New in vitro models reveal importance of lung stem cells in SARS-CoV-2 infection

By Samantha Black, PhD, ScienceBoard editor in chief

September 22, 2020 -- Researchers have developed a new 2D lung organoid in vitro model as a physiologically relevant platform to aid drug development and explore the pathogenesis of SARS-CoV-2 infection. Details were published online in Cell Stem Cell on September 18.

Distal lung alveoli that express the cell surface receptor for SARS-CoV-2, angiotensin-converting enzyme 2 (ACE2), allow for infection and can lead to respiratory distress syndrome associated with COVID-19 pneumonia. Severe infection targets the epithelium of the lung, particularly the progenitor stem cells in the region, alveolar epithelial type 2 cells (type II pneumocytes). These cells are conventionally difficult to access in vivo and difficult to maintain in vitro.

To date, SARS-CoV-2 infection modeling has been predominantly performed using human airway (nonalveolar) cells in air-liquid interface cultures, nonhuman cell lines that naturally express the ACE2 viral receptor (e.g., the Vero E6 cell line), or transformed human cell lines with or without forced over-expression of ACE2.

Now, a team of infectious disease, pulmonary, and regenerative medicine researchers at the Boston University School of Medicine (BUSM) have developed an in vitro human model that simulates the initial apical infection of alveolar epithelium with SARS-CoV-2, using induced pluripotent stem cell-derived alveolar epithelial type 2 cells that have been adapted to air-liquid interface culture.
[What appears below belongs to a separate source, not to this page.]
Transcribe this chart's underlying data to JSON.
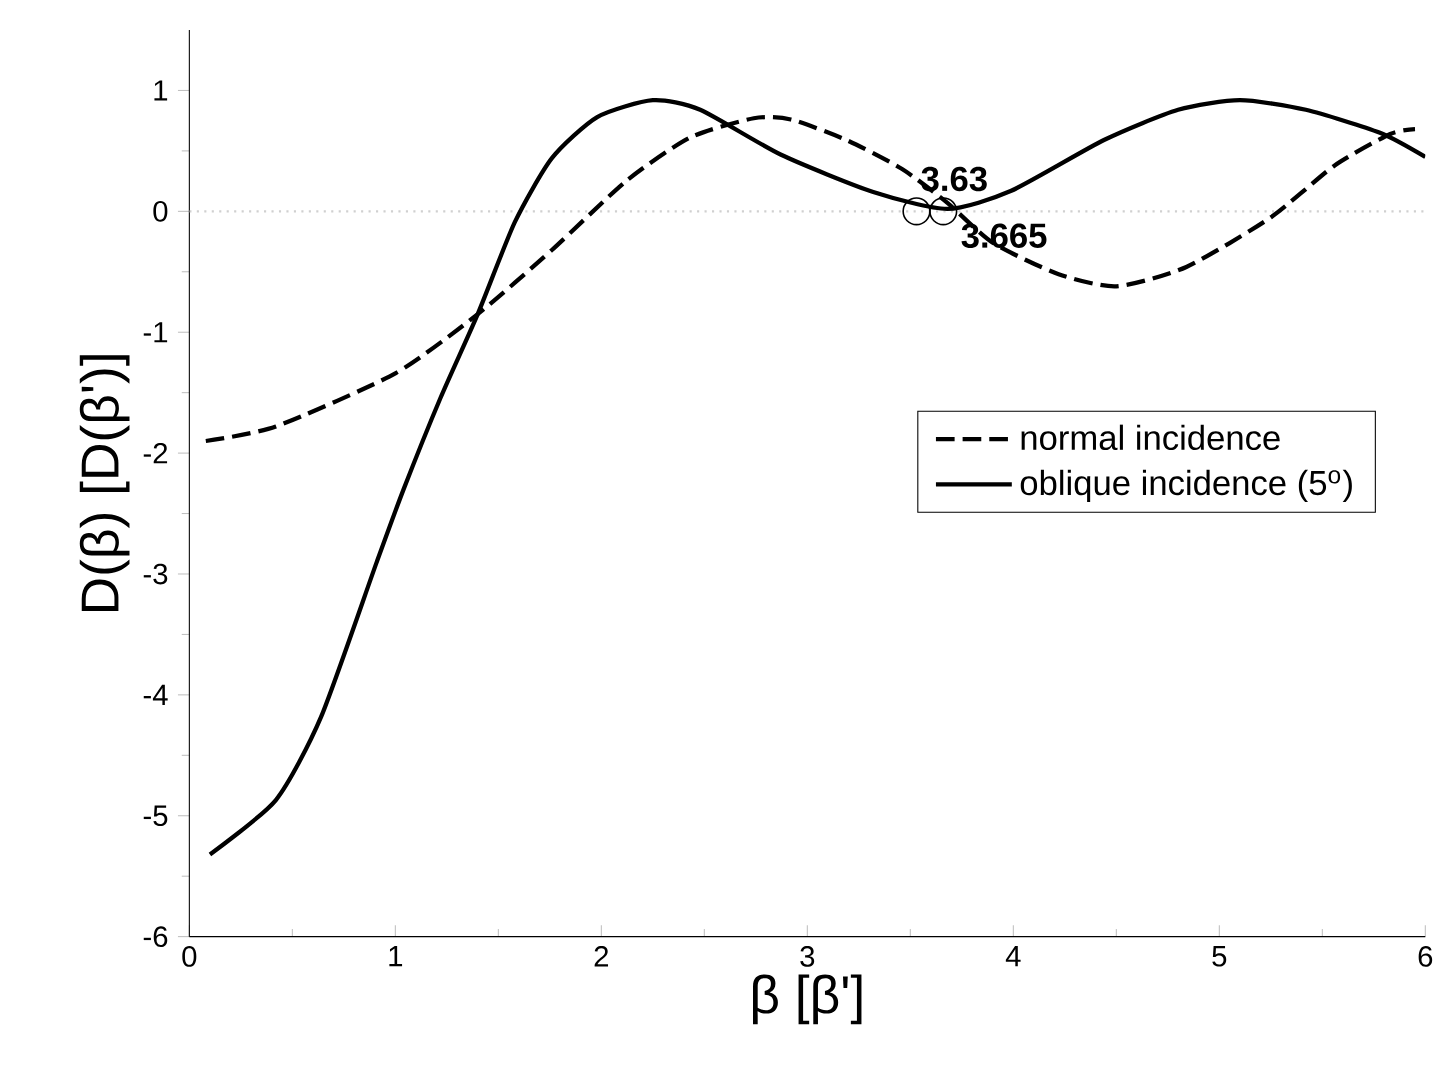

The model was adapted from a previously established research model used to study the effects of smoking cigarettes. In the current study, droplets of live virus were added on top of lung cells infecting them from the air as would happen inside the lungs when air containing the virus is breathed into the body.

"This adaptation of human stem cell-derived pneumocytes to air, known as an 'air-liquid interface' cell culture, was a key advance that allowed us to simulate how SARS-CoV-2 enters cells deep in the lungs of the most severely affected patients," said co-senior author Dr. Andrew Wilson, associate professor of medicine at BUSM, in a statement. "Type 2 pneumocytes are also infected and injured in patients with COVID-19, making this a clinically meaningful system to understand how the disease injures patient lungs."

Using the in vitro model, the researchers implicate the stem cells as inflammatory signaling centers that respond to SARS-CoV-2 infection within 24 hours with a predominantly nuclear factor kappa-light-chain-enhancer of activated B cells (NF-kB) signaling response.

"The infected lung cells pour out inflammatory proteins," explained author Dr. Darrell Kotton, the David C. Seldin Professor of Medicine at BUSM and director of the BU/Boston Medical Center for Regenerative Medicine. "In the body of an infected person, those proteins drive up levels of inflammation in the lungs."

Gene set enrichment of RNA sequencing samples identified a shift to an inflammatory phenotype associated with the secretion of cytokines encoded by NF-kB target genes on the first and fourth days post-infection. The data suggest that SARS-CoV-2 infection of the stem cells elicits a delayed, modest interferon response.

"Our data confirms that SARS-CoV-2 blocks cells from activating one of the antiviral branches of the immune system early on after infection has set in," added Kotton. "The signal the cells would typically send out, a tiny protein called interferon that they exude under threat of disease, are instead delayed for several days, giving SARS-CoV-2 plenty of time to spread and kill cells, triggering a buildup of dead cell debris and other inflammation."

Moreover, the researchers found that alveolar epithelial type 2 cell-specific genes were among some of the most downregulated genes and led to a progressive loss of mature alveolar epithelial programs. Paired with increases in cell death-related genes, which were upregulated, the results suggest that SARS-CoV-2 infection of the alveolar stem cells leads to a cell-intrinsic shift away from a normal development program toward an inflammatory program.

"These cells are an amazing platform to study SARS-CoV-2 infection," noted Elke Mühlberger, PhD, associate professor of microbiology at BUSM and a researcher at BU's National Emerging Infectious Diseases Laboratories. "They likely reflect what is going on in the lung cells of COVID-19 patients. If you look at the damage SARS-CoV-2 inflicts on these cells, you definitely don't want to get the disease."